China’s enthusiasm over blockchain technology doesn’t appear to be waning. While it’s clear the country wants nothing to do with Bitcoin, it is going full steam ahead on launching its state-backed digital RMB in the next six to 12 months.
In a televised interview yesterday, Edith Cheung, a local blockchain venture capitalist, technology executive, and the creator of the China Internet Report, told CNBC that China will “definitely” be ready to roll out its digital currency within the year.
She said that the Chinese government has been very “thoughtful” about it and that research into how to implement a digital RMB has been underway “for the last five years”.
Now the authorities are accelerating their efforts and looking at how to roll the digital currency out through different entities. These include the Bank of China and social media and tech giants such as Alipay and WeChat Pay in an effort to target everyday people.
A digitised national currency will likely gain rapid adoption in a country whose citizens already use their phones to make payments for just about everything from public transport to groceries.
Foreign powers need to develop a response to the digital RMB fast
According to Cheung, the Chinese yuan will become a serious threat to the US dollar amid increasing adoption of the digital RMB.
“I really think the United States needs to hurry up, to have a strong thinking and policy, at least a direction for virtual USD,” she said.

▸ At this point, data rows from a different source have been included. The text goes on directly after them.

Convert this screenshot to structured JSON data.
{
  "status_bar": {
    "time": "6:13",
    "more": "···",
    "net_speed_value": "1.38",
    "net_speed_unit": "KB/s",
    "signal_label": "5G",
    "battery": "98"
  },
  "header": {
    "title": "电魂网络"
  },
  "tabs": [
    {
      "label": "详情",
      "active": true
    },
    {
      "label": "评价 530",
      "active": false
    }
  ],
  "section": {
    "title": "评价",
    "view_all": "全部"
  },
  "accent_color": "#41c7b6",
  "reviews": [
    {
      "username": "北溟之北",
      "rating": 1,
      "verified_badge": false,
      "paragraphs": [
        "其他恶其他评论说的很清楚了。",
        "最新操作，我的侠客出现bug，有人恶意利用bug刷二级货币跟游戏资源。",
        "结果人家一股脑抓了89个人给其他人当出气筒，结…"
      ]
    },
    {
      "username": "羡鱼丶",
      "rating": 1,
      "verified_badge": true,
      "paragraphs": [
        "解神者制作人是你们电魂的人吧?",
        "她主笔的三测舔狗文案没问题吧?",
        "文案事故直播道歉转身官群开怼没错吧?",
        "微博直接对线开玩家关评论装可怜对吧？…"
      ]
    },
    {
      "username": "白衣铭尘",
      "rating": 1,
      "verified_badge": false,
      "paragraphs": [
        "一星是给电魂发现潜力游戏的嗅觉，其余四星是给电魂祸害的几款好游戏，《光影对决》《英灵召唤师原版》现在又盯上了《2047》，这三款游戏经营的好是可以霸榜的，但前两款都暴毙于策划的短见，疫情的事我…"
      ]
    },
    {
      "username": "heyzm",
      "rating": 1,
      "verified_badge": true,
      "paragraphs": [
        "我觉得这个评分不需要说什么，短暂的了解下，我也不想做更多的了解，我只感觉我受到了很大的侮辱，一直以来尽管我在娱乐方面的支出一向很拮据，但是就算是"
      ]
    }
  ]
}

If the US fails to do this, Cheung warned, the USD could quickly lose its global dominance as a world currency and be replaced with a digital RMB.
When questioned about President Xi Jinping’s plans for blockchain technology versus the US, she shrugged:
“China is built by engineers and US is built by lawyers.”
New use cases for blockchain are coming out of China daily, with universities and local governments ramping up investment in blockchain technologies.
Cheung also said that large companies such as Tencent and Alibaba are looking at deploying blockchain technology at the core of their businesses.